Just a thought. Good luck! :nod:

(by the way, the following quote, if I remember correctly, came from Anton Chekov, not me; I could never write something so brilliant :D) --

You could write a story about this ashtray, for example, and a man and a woman. But the man and woman are always the two poles of your story. The North Pole and the South. Every story has these two poles - he and she.

Dante'sJuliet
09-10-2005, 02:59 PM
OK, I've decided to make it a comedy. So far, here's all I've got:


The universe is a vast and mysterious place. It is filled with something, no one knows what (some people say that it is matter, others say the lack thereof). Giant balls of gas; clouds of something or nothing the size of galaxies; chunks of rocks flying through space; the goo on the surface of the rocks and the heat or ice beneath; all are slowly spinning.

Whether or not the universe is filled with something or nothing physically, the human race may never know. But, a certain kind of person (usually the kind that have long hair and like to sip organic green tea under a spreading oak tree while tye-dying "Save the Baby Whales" on tee-shirts) will tell you that it is filled with something, that the very essence of the universe is this: mystery.

It's true. At least partially. Mysteries are usually unanswered questions, and what better to fill a place that may be full of something or nothing than with something that does not really exist? Questions, human thought, is enough to fill any space: be it the vastness of space or the dark emptiness of a room once full; be it the physically undefined space of a night spent in fear or (perhaps hardest of all, and certainly the place with the fewest physical boundaries) the darkness behind the eyes, which people call the Mind.
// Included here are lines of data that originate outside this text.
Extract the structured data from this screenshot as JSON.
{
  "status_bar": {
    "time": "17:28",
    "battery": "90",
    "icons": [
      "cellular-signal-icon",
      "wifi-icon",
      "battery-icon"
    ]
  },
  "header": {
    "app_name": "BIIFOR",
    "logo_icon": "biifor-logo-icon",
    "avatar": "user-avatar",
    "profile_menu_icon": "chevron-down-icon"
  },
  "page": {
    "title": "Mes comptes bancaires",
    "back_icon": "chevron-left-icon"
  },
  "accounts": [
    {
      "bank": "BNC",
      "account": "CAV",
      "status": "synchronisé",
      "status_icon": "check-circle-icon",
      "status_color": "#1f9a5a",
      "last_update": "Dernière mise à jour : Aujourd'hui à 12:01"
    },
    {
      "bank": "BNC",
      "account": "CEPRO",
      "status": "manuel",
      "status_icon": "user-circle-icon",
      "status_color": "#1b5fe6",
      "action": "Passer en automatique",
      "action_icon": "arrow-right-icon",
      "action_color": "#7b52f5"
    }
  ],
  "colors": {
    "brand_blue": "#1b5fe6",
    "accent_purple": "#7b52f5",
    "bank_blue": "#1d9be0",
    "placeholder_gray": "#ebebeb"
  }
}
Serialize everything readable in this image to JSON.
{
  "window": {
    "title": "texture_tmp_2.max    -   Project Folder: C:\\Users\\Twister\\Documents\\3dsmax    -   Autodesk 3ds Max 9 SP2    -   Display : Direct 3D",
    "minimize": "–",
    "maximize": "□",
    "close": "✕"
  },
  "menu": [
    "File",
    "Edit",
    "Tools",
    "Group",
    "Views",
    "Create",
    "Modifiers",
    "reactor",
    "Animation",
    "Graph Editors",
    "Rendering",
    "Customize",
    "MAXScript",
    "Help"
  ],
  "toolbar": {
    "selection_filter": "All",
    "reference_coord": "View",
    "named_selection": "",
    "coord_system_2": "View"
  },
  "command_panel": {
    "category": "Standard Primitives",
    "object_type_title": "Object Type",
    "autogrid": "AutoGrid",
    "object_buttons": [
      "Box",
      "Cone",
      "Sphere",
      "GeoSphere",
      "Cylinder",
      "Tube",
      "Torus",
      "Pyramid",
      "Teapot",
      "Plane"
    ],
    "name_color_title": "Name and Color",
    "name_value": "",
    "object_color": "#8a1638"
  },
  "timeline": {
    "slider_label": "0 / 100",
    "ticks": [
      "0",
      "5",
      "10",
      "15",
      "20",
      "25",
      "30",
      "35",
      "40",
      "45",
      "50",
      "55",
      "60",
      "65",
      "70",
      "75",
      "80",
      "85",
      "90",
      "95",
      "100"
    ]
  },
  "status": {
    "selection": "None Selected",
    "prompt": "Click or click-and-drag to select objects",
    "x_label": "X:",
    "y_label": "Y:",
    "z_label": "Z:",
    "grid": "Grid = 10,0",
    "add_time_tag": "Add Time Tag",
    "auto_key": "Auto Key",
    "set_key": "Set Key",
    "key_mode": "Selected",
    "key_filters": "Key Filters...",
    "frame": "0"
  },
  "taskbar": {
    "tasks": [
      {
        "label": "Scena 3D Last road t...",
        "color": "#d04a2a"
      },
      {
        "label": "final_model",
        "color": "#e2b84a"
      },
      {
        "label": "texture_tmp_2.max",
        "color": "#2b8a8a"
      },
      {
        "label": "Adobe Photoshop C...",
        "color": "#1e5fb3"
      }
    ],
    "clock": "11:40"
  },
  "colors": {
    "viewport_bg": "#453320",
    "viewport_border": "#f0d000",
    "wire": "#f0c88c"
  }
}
All can be filled and consumed by a single thought.

The person with the long hair and ripped jeans will go on to say that, since the essence of the universe is Mystery, that essence is everywhere, therefore we are all One. At this point, most people usually smile vaguely, give a primise of a donation that they do not intend to keep, and then go to Starbuck's.

In a sense, though, this is true. Everything can be a mystery to someone (and then the thought of that mystery can fill the darkness behind the eyes or the vastness of space. . .). For instance, How does the grass grow? Why does the sun rise and set? What is it with men and asking for directions?

Mystery can be found in everything by someone. Nature, the sun, stars, grass, love, hate, technology, the human mind, flowers, the breeze. . .

. . . Soggy cereal?

The person under the oak would look like his link with Cosmic Harmony was momentarilly severed and a confused look would cross his face before he answered, Well, I guess so. . .



Obviously, it owes much to Terry Pratchett (I am not worthy to tie his shoes. *curtsy*), and it's just an introduction, but please please please tell me what you think!

Nightshade
09-11-2005, 11:59 AM
Oh wow I think its ace Dante's Juliet.I havent read any of your other stories, but Im not sure I like the so much but then again you might be one of those people who could turn that into somthing great.
:D

Chava
09-11-2005, 03:12 PM
Terry Pratchett, with an essence of Douglas Adams. None the less, not bad at all.